The potential services in the A&E and assessment units at Southend would be able to respond to a range of emergency needs, some of which could be initiated by a 999 call and may involve an ambulance. The possibility of Basildon hospital being the provider of specialist and complex emergency care has benefits for local patients. It would have several teams of specialists ready to provide immediate access to state-of-the art scans and treatments around the clock, which is not always possible in the current three general hospital A&Es.

I also understand that the practice of taking patients by ambulance from Southend to a specialist centre is already established. For example, people who suffer an acute heart attack in Southend are currently taken by ambulance to the Essex cardiothoracic centre—that was easy for me to say—in Basildon. I have been advised that that arrangement has been in place for many years. Separating some of the major emergency work in that way releases capacity and resources for planned surgery and other treatments.

For the local NHS, new centres of excellence across the hospital group in both planned and emergency care have the potential to compete with the best in the country to attract high-calibre staff and bring the best of modern and world healthcare to mid and south Essex. I emphasise that in all options currently under discussion, about 95% of hospital visits would remain local at each hospital.
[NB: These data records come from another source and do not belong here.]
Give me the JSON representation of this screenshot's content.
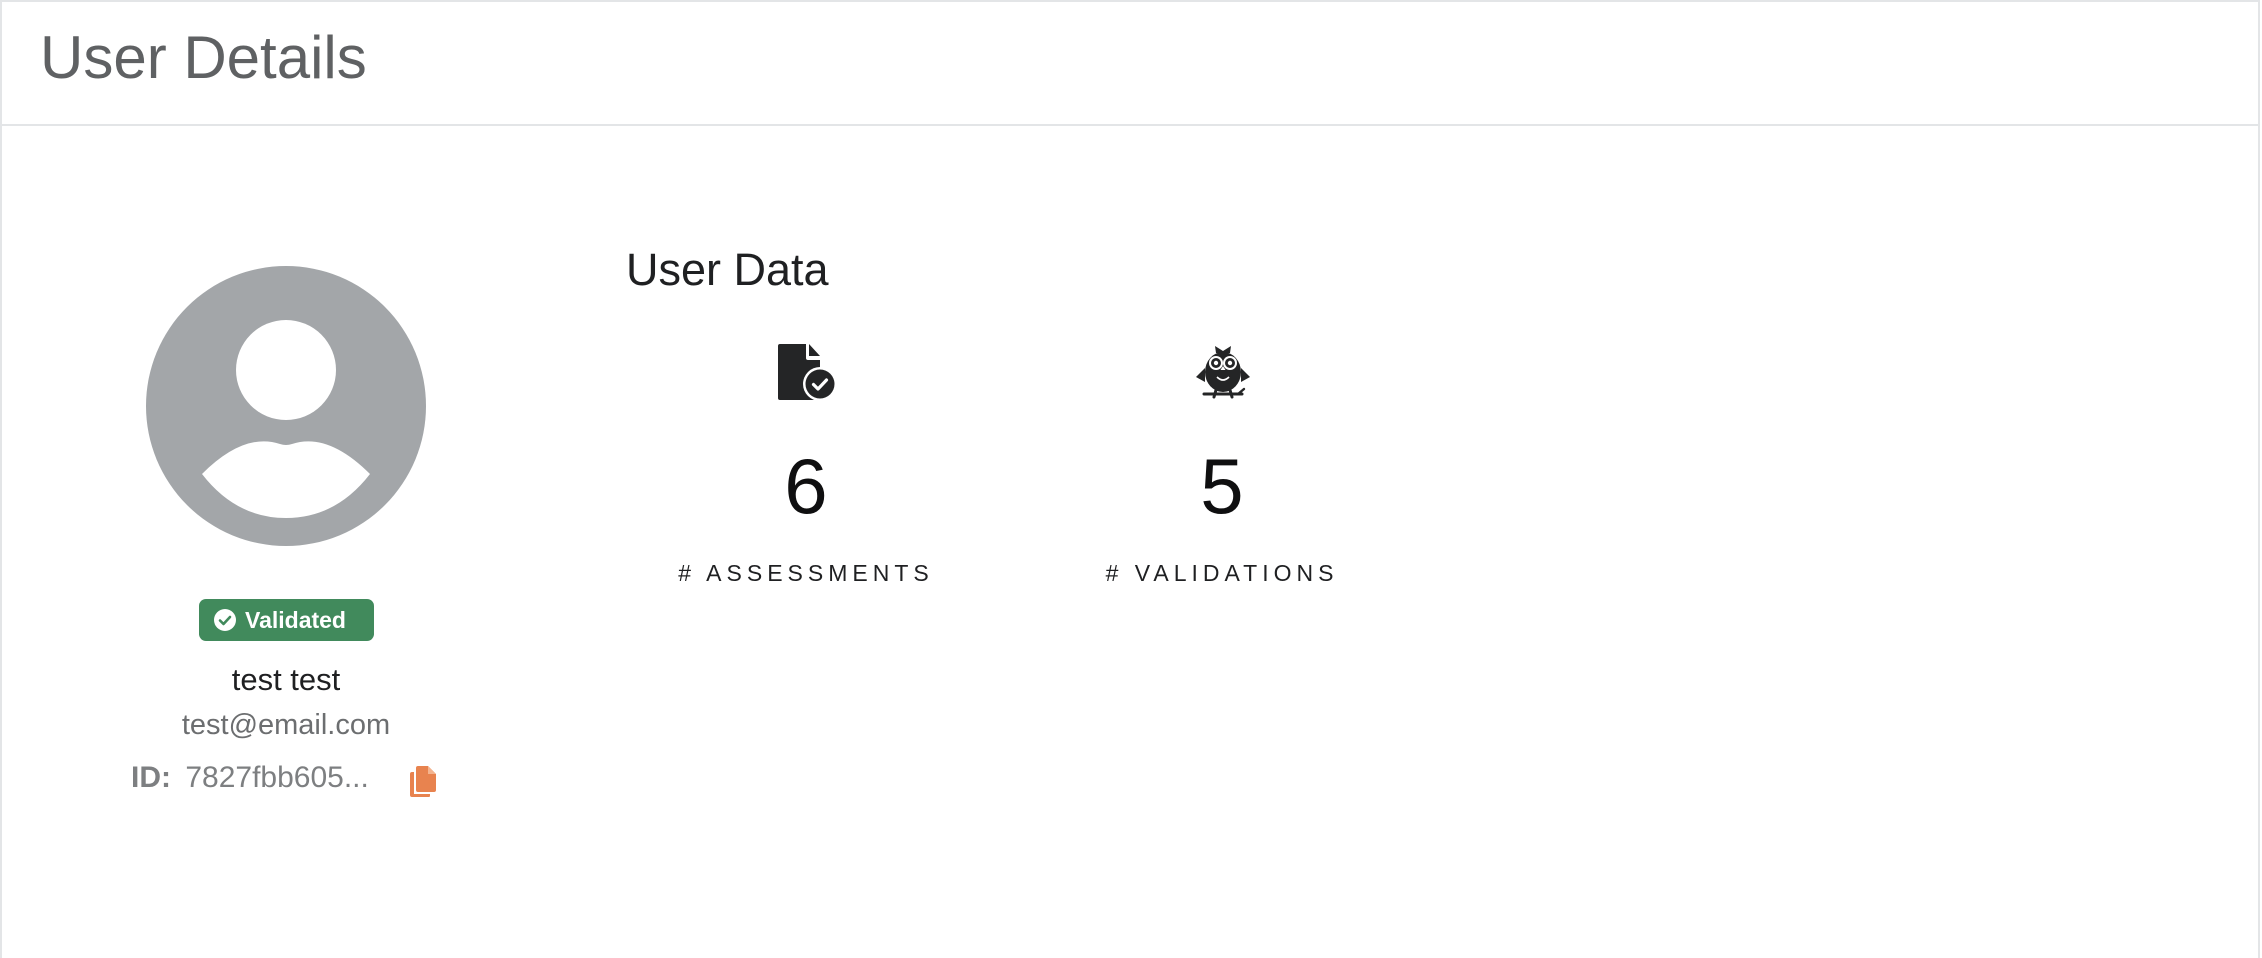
{
  "header": {
    "title": "User Details"
  },
  "profile": {
    "avatar_icon": "default-user-avatar",
    "status_badge": "Validated",
    "status_color": "#418a5c",
    "name": "test test",
    "email": "test@email.com",
    "id_label": "ID:",
    "id_value": "7827fbb605...",
    "copy_icon": "copy-icon",
    "copy_color": "#e8834f"
  },
  "user_data": {
    "title": "User Data",
    "stats": [
      {
        "icon": "file-check-icon",
        "value": "6",
        "label": "# ASSESSMENTS"
      },
      {
        "icon": "owl-icon",
        "value": "5",
        "label": "# VALIDATIONS"
      }
    ]
  }
}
As I have stated previously, the programme is currently under discussion and I am advised that the aim is to launch a full public consultation at the end of the year at the earliest, centring on a single preferred option. The public consultation will explore in detail the benefits and implications of the proposals and will inform plans for implementation. Engagement with staff and local people will continue to influence and refine plans at every stage. That is a key principle, as I have said, in local reconfiguration of services, and it has to be right that the process is guided by those who know and understand the local area best.

In conclusion, as a constituency MP I completely appreciate the concerns of my hon. Friend the Member for Southend West, whom I again commend for his work.